In der weltberühmten theologischen Fachzeitschrift Concilium schreibt Professor Kilian McDonnell über einen katholischen Ökonomen, der sich nach der Erfahrung des Heiligen Geistes sehnte. Zunächst befreite er sich von Sünden und egoistischen Vergnügungen, dann suchte er Momente der Stille, in denen er Gott um dieses Geschenk bat. Eines Tages fuhr er mit dem Auto in eine ferne Stadt. Er war allein im Wagen, der Motor summte leise unter der Motorhaube und die Autobahn war ruhig. Er dachte: „Mein Jesus, du weißt, wie sehr ich mich danach sehne, die Gegenwart deines Heiligen Geistes in mir zu spüren. Ich glaube fest daran, dass du mir diesen Wunsch eines Tages erfüllen wirst.“ Mit diesem Gedanken im Kopf fuhr er ruhig weiter. Nach einer Weile überkam ihn ein Gefühl unermesslicher Glückseligkeit. Er hielt am Straßenrand an und spürte in der Stille des Wagens, wie Welle um Welle der Liebe des Heiligen Geistes ihn durchdrang. Voller Freude wiederholte er: „Er liebt mich.” Ich spüre es. Und seine Liebe war grenzenlos. Er spürte Gottes Gegenwart so nah und seine Berührung so kraftvoll, dass er sich vornahm, sich in seinem Leben nie mehr durch Sünde von ihm zu trennen. Deshalb wiederholte er in der Stille des Wagens: „Danke, Jesus, ich freue mich unbeschreiblich, dass du wahrhaftig in mir bist und ich in dir.“ Freudentränen glänzten in seinen Augen. Fast eine Stunde lang verweilte er in diesem seligen Gefühl. Dann wischte er sich die Tränen ab und setzte seine Reise voller Glück fort. Von da an veränderte sich sein Lebensstil. Jeden Tag fand er einen Moment für Jesus. Er betete inbrünstig. Er veränderte sein Verhalten gegenüber anderen Menschen. Er wurde aufmerksam, freundlich und geduldig mit allen. Kurz gesagt, dieser Mann der modernen Welt wurde ein glücklicher Mensch. (Vgl. Kilian McDonnell: Die Erfahrung des Heiligen Geistes in der katholischen Erneuerungsbewegung. In: Concilium, Benzinger – Grünewald, Mainz, Oktober 1979, S. 113–121; englische Übersetzung).

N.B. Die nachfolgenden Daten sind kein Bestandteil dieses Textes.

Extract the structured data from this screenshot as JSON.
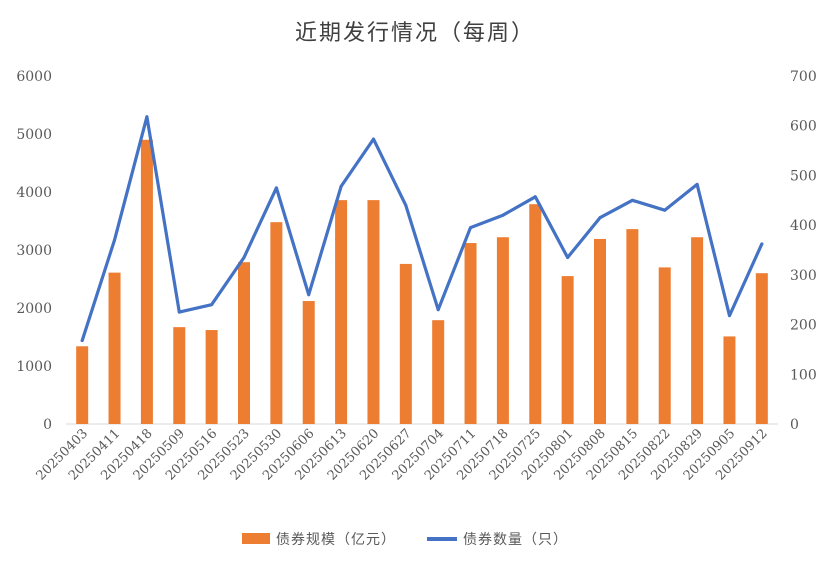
{
  "chart_data": {
    "type": "bar",
    "title": "近期发行情况（每周）",
    "categories": [
      "20250403",
      "20250411",
      "20250418",
      "20250509",
      "20250516",
      "20250523",
      "20250530",
      "20250606",
      "20250613",
      "20250620",
      "20250627",
      "20250704",
      "20250711",
      "20250718",
      "20250725",
      "20250801",
      "20250808",
      "20250815",
      "20250822",
      "20250829",
      "20250905",
      "20250912"
    ],
    "series": [
      {
        "name": "债券规模（亿元）",
        "type": "bar",
        "axis": "left",
        "color": "#ED7D31",
        "values": [
          1340,
          2610,
          4900,
          1670,
          1620,
          2790,
          3480,
          2120,
          3860,
          3860,
          2760,
          1790,
          3120,
          3220,
          3790,
          2550,
          3190,
          3360,
          2700,
          3220,
          1510,
          2600
        ]
      },
      {
        "name": "债券数量（只）",
        "type": "line",
        "axis": "right",
        "color": "#4472C4",
        "values": [
          168,
          370,
          618,
          225,
          240,
          335,
          475,
          260,
          478,
          573,
          440,
          230,
          395,
          420,
          457,
          335,
          415,
          450,
          430,
          482,
          218,
          362
        ]
      }
    ],
    "yleft": {
      "min": 0,
      "max": 6000,
      "ticks": [
        0,
        1000,
        2000,
        3000,
        4000,
        5000,
        6000
      ]
    },
    "yright": {
      "min": 0,
      "max": 700,
      "ticks": [
        0,
        100,
        200,
        300,
        400,
        500,
        600,
        700
      ]
    },
    "legend": "bottom",
    "grid": false
  }
}
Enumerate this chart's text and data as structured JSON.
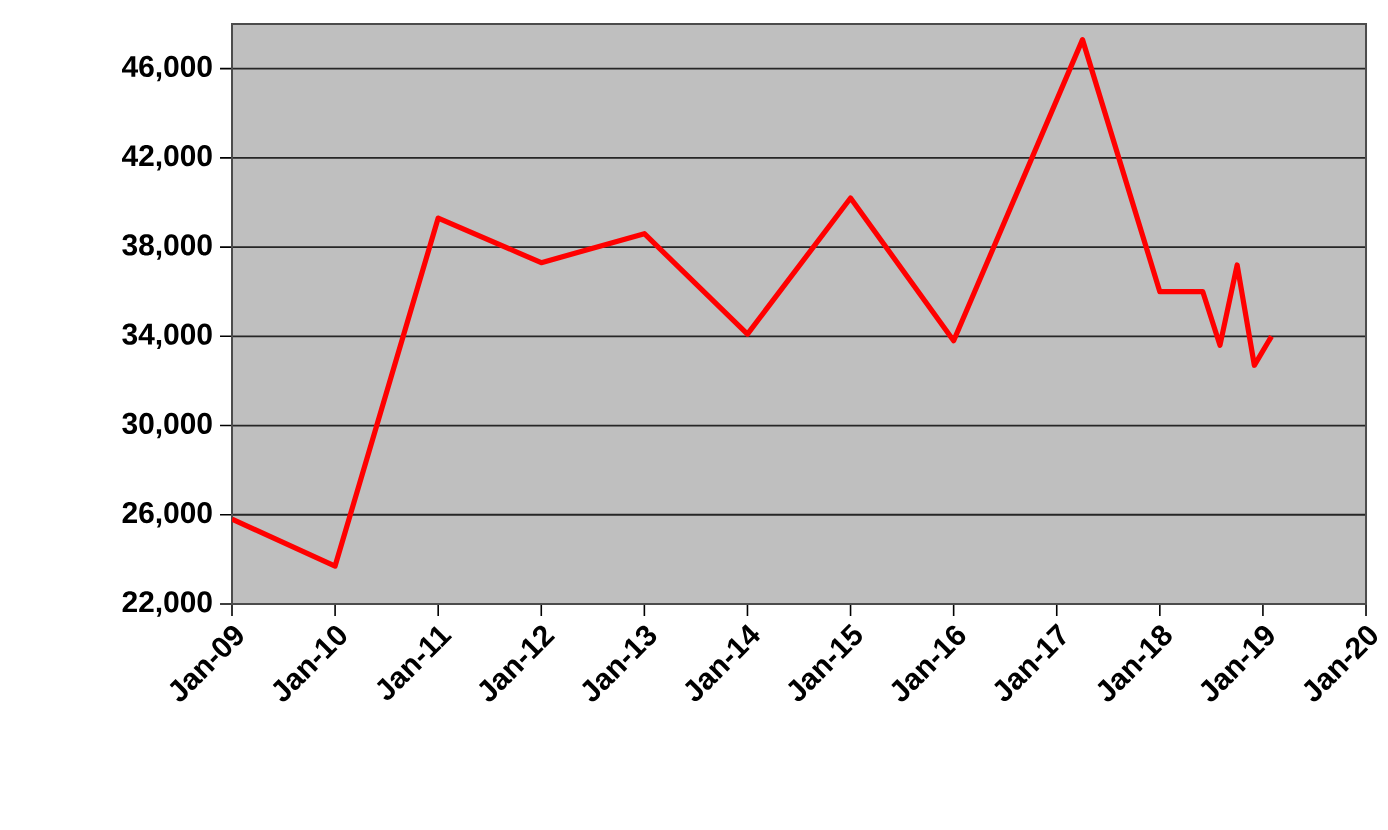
{
  "chart_data": {
    "type": "line",
    "x": [
      "2009-01",
      "2010-01",
      "2011-01",
      "2012-01",
      "2013-01",
      "2014-01",
      "2015-01",
      "2016-01",
      "2017-04",
      "2018-01",
      "2018-06",
      "2018-08",
      "2018-10",
      "2018-12",
      "2019-02"
    ],
    "series": [
      {
        "color": "#ff0000",
        "values": [
          25800,
          23700,
          39300,
          37300,
          38600,
          34100,
          40200,
          33800,
          47300,
          36000,
          36000,
          33600,
          37200,
          32700,
          34000
        ]
      }
    ],
    "xlim": [
      "2009-01",
      "2020-01"
    ],
    "xticks": [
      {
        "value": "2009-01",
        "label": "Jan-09"
      },
      {
        "value": "2010-01",
        "label": "Jan-10"
      },
      {
        "value": "2011-01",
        "label": "Jan-11"
      },
      {
        "value": "2012-01",
        "label": "Jan-12"
      },
      {
        "value": "2013-01",
        "label": "Jan-13"
      },
      {
        "value": "2014-01",
        "label": "Jan-14"
      },
      {
        "value": "2015-01",
        "label": "Jan-15"
      },
      {
        "value": "2016-01",
        "label": "Jan-16"
      },
      {
        "value": "2017-01",
        "label": "Jan-17"
      },
      {
        "value": "2018-01",
        "label": "Jan-18"
      },
      {
        "value": "2019-01",
        "label": "Jan-19"
      },
      {
        "value": "2020-01",
        "label": "Jan-20"
      }
    ],
    "ylim": [
      22000,
      48000
    ],
    "yticks": [
      {
        "value": 22000,
        "label": "22,000"
      },
      {
        "value": 26000,
        "label": "26,000"
      },
      {
        "value": 30000,
        "label": "30,000"
      },
      {
        "value": 34000,
        "label": "34,000"
      },
      {
        "value": 38000,
        "label": "38,000"
      },
      {
        "value": 42000,
        "label": "42,000"
      },
      {
        "value": 46000,
        "label": "46,000"
      }
    ],
    "grid": "y"
  }
}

Sagt mir, Brüder und Schwestern, habt ihr jemals den Mut aufgebracht, eine solche religiöse Erfahrung zu machen? Habt ihr jemals den Mut aufgebracht, eine solche religiöse Erfahrung zu machen? Oder habt ihr Religion bisher nur als offizielle Pflicht, als verbindliche Familientradition oder als angenehme, formale Sitte verstanden? Spürt ihr nicht in diesem Augenblick, dass auch ihr den Heiligen Geist Jesu tiefer und persönlicher erfahren könntet? Dann wäre Religion für euch ein solches Glück, dass ihr es für kein Geld der Welt eintauschen würdet. Und so bitten wir dich, lieber Jesus: Lass uns manchmal die Gegenwart deines Heiligen Geistes spüren, den du uns bei der Taufe geschenkt hast. Lass unseren Glauben zu einer innigen, persönlichen Beziehung mit dir wachsen. Amen.

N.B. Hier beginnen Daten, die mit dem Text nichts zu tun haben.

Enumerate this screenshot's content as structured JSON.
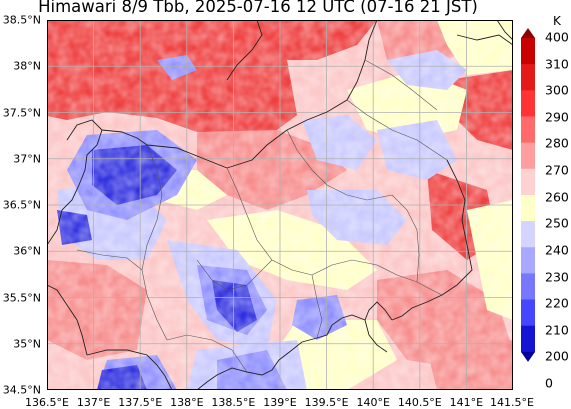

Jesus Christus hat den Vater gebeten, uns den Beistand des Geistes zu senden. In diesem Geist dürfen wir beten.

Der Herr lässt uns nicht als Waisen zurück. Daher dürfen wir  um seinen Frieden bitten.

Selig, die Gott kennen und eingehen dürfen in das Reich seiner Herrlichkeit.